品钦 ;《葡萄园 》;女忍者;秩序;战士
《葡萄园》是美国著名后现代派作家托马斯·品钦(1937—)晚期的作品,也是作者较有争议的一部小说。品钦不是并一个多产的作家,然而他每发表一篇小说都会引起轰动,《葡萄园》无疑在评论界占有举足轻重的地位。尽管品钦告诫读者不要在他的小说中寻找“主题、象征和其他抽象的统辖因素”(转引自张文宇译著《葡萄园》的译序,第 3页),评论家还是能感受到他小说中一贯的主题,比如追寻、多疑症、熵等。小说总体不能脱离混乱死亡的表征,但是读者可以明显感受到作品中潜藏的积极力量,如女忍者 DL在小说中的地位就不容忽视。忍者作为东方日本文化的精粹之一,在《葡萄园》扮演举足轻重的角色,因为忍者特殊的生活方式和神奇的忍术,他们在美国的流行文化中占有令人瞩目的地位,常常成为畅销书或者是卖座电影里最具神秘色彩的角色之一。小说中,女忍者DL努力维护社会秩序,引导人们找寻出路,走出低迷,尽管她身有瑕疵,却成为作者为后现代社会人们从东方文明找寻精神家园的一次尝试。
一、忍者:日本文化的精粹
忍者是日本古代一种特殊的职业,也是日本独有的文化现象,他们主要学习日本忍术,从事间谍活动。相传忍术是由中国孙子兵法演化而来结合修炼道及山中伏击练成的。忍者不同于武士,他们主要来自“归化人”,即中国或朝鲜移民到日本的人。他们地位低下,仅对主人绝对效忠,哪怕是天皇也不例外,主要从事涉及上层权力斗争的秘密工作。忍者不仅技艺精湛,尤其强调心理上的修炼,他们主要信奉佛教的东密,通过东密修行来净化心灵,驱除心中的邪念和恐惧,锤炼自己的意志,使精神变得异常坚忍,最大限度地开发体内的潜能,以便于全神贯注地投入战斗[1]。在战争年代,忍者为日本的和平和稳定起过重要作用。和平年代,因忍者的需求量减少,忍者的数量逐步减少直至消失。但忍者文化却以其神秘和精神的纯粹成为日本乃至世界文化的精粹。
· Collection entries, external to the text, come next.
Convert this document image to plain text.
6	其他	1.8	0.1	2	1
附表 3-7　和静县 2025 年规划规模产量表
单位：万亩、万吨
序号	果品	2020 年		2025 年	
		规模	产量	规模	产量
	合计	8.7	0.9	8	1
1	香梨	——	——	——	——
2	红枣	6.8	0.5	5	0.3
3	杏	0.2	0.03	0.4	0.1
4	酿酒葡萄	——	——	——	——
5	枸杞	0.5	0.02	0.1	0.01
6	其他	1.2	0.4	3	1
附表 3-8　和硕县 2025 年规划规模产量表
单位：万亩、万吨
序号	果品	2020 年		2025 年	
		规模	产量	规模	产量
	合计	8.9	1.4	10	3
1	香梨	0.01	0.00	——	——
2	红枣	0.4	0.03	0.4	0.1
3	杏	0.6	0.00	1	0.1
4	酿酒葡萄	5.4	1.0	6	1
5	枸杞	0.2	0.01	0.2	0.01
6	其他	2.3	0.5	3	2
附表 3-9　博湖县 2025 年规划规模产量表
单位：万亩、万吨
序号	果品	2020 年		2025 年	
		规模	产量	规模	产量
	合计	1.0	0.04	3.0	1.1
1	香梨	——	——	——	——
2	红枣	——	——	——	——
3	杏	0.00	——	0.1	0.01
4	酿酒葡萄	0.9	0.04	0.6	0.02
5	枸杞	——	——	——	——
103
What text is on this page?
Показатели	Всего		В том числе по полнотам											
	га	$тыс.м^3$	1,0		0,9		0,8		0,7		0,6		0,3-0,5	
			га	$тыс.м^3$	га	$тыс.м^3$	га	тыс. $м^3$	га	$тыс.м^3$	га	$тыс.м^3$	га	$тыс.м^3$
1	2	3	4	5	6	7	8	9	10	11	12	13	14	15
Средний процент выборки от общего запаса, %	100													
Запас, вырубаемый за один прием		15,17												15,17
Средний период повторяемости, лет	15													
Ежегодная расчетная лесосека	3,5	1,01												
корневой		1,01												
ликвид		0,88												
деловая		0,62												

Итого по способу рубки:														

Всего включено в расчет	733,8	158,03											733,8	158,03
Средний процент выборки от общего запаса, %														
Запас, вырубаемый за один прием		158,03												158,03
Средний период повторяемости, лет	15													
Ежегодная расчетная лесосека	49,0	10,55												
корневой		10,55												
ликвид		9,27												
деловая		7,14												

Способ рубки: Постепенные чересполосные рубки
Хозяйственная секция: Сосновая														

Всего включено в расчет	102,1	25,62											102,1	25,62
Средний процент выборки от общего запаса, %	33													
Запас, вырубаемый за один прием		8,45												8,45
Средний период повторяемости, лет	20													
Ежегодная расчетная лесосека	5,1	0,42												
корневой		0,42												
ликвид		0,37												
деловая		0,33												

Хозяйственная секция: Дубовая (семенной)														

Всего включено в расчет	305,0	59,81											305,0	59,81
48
忍者是日本主流文化的次生物,是属于穷苦人民的文化,独立于主流文化之外。古时候,作为统治阶级和武士阶层的对立面[2]103,忍者在封建社会军阀统治的压迫下,过着凄苦的生活,即使是生存也是异常艰难的。除了保护自己不受攻击外,忍术的主要目的是实现个人力量的开悟和发展。忍术中世人敬畏和轰动的武术层面仅仅只是整个忍术境界中的一部分,是为实现忍术的更高境界服务的,即达到与宇宙的和谐统一[2]110。忍术作为一种生存方式,在日本战国时代得以完善。忍者是政治军事压力的产物,随之衍生的是社会各方面对忍者生存的威胁,一旦压力解除,忍者式微。忍者家族的目标既不是为了获得政治上的胜利,不是为了获得军事上的征服,也不是为了建立广泛的地下犯罪王国。可以想象,忍者,同今天的我们一样,更喜爱和平,享受家人没有被杀戮折磨那一刻的天伦之乐,享受他们合理的生活方式被认同的那一刻。他们期望得很少,仅仅只是家人能共同生存下来,能抚养小孩,能按他们自己的信仰过想要的生活。忍术的目的更主要的不是去侵犯,而是自我保护[2]129。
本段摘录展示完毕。